Tables 3 and 4 present the associations between nutrient patterns and clinical malaria and anaemia, respectively. In Model 3, there were non‐significant associations between quartiles of the ‘fibre‐and micronutrient’ pattern and clinical malaria. Likewise, a 1‐SD increase in the ‘fibre‐ and micronutrient’ pattern score was not associated with clinical malaria. However, the ‘fat and vitamin A’ pattern showed a significant inverse association with clinical malaria (Q3 OR: 0.50, 95% CI: 0.26–0.96, p = 0.036) in Model 3 (Table 3). Yet, this association was non‐linear with the lowest number of cases in quartile 3. Table 4 shows that neither the ‘fibre‐ and micronutrient’ pattern nor the ‘fat and vitamin A' pattern was associated with anaemia.

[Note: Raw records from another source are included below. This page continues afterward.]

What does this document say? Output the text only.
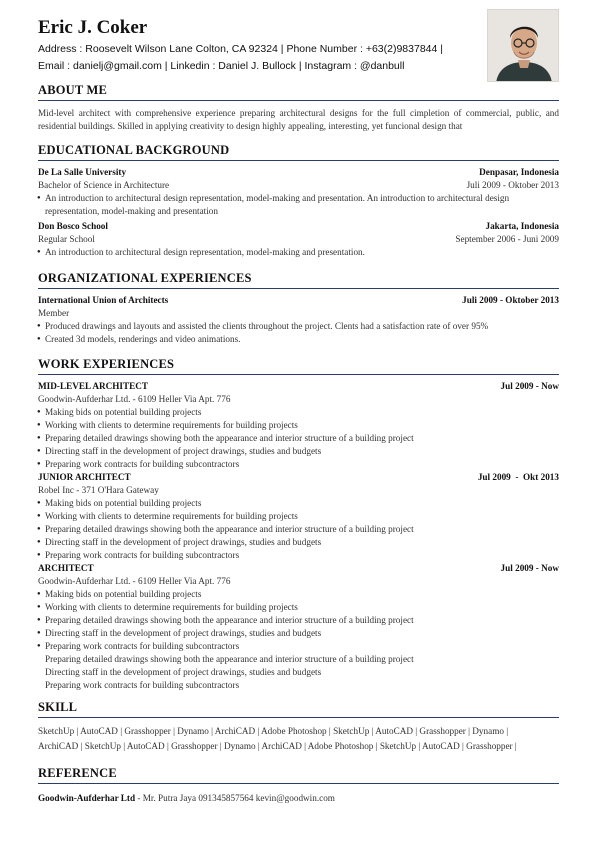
Eric J. Coker
Address : Roosevelt Wilson Lane Colton, CA 92324 | Phone Number : +63(2)9837844 |
Email : danielj@gmail.com | Linkedin : Daniel J. Bullock | Instagram : @danbull
ABOUT ME
Mid-level architect with comprehensive experience preparing architectural designs for the full cimpletion of commercial, public, and residential buildings. Skilled in applying creativity to design highly appealing, interesting, yet funcional design that
EDUCATIONAL BACKGROUND
De La Salle University	Denpasar, Indonesia
Bachelor of Science in Architecture	Juli 2009 - Oktober 2013
● An introduction to architectural design representation, model-making and presentation. An introduction to architectural design
representation, model-making and presentation
Don Bosco School	Jakarta, Indonesia
Regular School	September 2006 - Juni 2009
● An introduction to architectural design representation, model-making and presentation.
ORGANIZATIONAL EXPERIENCES
International Union of Architects	Juli 2009 - Oktober 2013
Member
● Produced drawings and layouts and assisted the clients throughout the project. Clents had a satisfaction rate of over 95%
● Created 3d models, renderings and video animations.
WORK EXPERIENCES
MID-LEVEL ARCHITECT	Jul 2009 - Now
Goodwin-Aufderhar Ltd. - 6109 Heller Via Apt. 776
● Making bids on potential building projects
● Working with clients to determine requirements for building projects
● Preparing detailed drawings showing both the appearance and interior structure of a building project
● Directing staff in the development of project drawings, studies and budgets
● Preparing work contracts for building subcontractors
JUNIOR ARCHITECT	Jul 2009  -  Okt 2013
Robel Inc - 371 O'Hara Gateway
● Making bids on potential building projects
● Working with clients to determine requirements for building projects
● Preparing detailed drawings showing both the appearance and interior structure of a building project
● Directing staff in the development of project drawings, studies and budgets
● Preparing work contracts for building subcontractors
ARCHITECT	Jul 2009 - Now
Goodwin-Aufderhar Ltd. - 6109 Heller Via Apt. 776
● Making bids on potential building projects
● Working with clients to determine requirements for building projects
● Preparing detailed drawings showing both the appearance and interior structure of a building project
● Directing staff in the development of project drawings, studies and budgets
● Preparing work contracts for building subcontractors
Preparing detailed drawings showing both the appearance and interior structure of a building project
Directing staff in the development of project drawings, studies and budgets
Preparing work contracts for building subcontractors
SKILL
SketchUp | AutoCAD | Grasshopper | Dynamo | ArchiCAD | Adobe Photoshop | SketchUp | AutoCAD | Grasshopper | Dynamo |
ArchiCAD | SketchUp | AutoCAD | Grasshopper | Dynamo | ArchiCAD | Adobe Photoshop | SketchUp | AutoCAD | Grasshopper |
REFERENCE
Goodwin-Aufderhar Ltd - Mr. Putra Jaya 091345857564 kevin@goodwin.com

TABLE 4: Associations of nutrient patterns with anaemia (Hb < 11 g/dL) among 452 children living in the Nouna HDSS area.
Discussion
4
In this study, we examined the associations of climate‐sensitive nutrient patterns with clinical malaria and anaemia among 452 young children in rural Burkina Faso. This cross‐sectional analysis revealed that 25.0% of the children had clinical malaria, and anaemia was present in 88.5%. Two nutrient patterns were identified using PCA: the ‘fibre and micronutrient’ pattern (accounting for a 48.9% variation in nutrient intakes) and the ‘fat and vitamin A’ pattern (accounting for a 29.6% variation in nutrient intakes). Higher adherence to the ‘fat and vitamin A’ pattern was associated with a reduced chance of clinical malaria (OR Q3 vs. Q1: 0.50, 95% CI: 0.26, 0.96). This association was non‐linear and plateaued in quartile 3. No association was seen with anaemia. Also, for the ‘fibre and micronutrient’ pattern, no statistically significant associations were observed, neither with clinical malaria nor with anaemia.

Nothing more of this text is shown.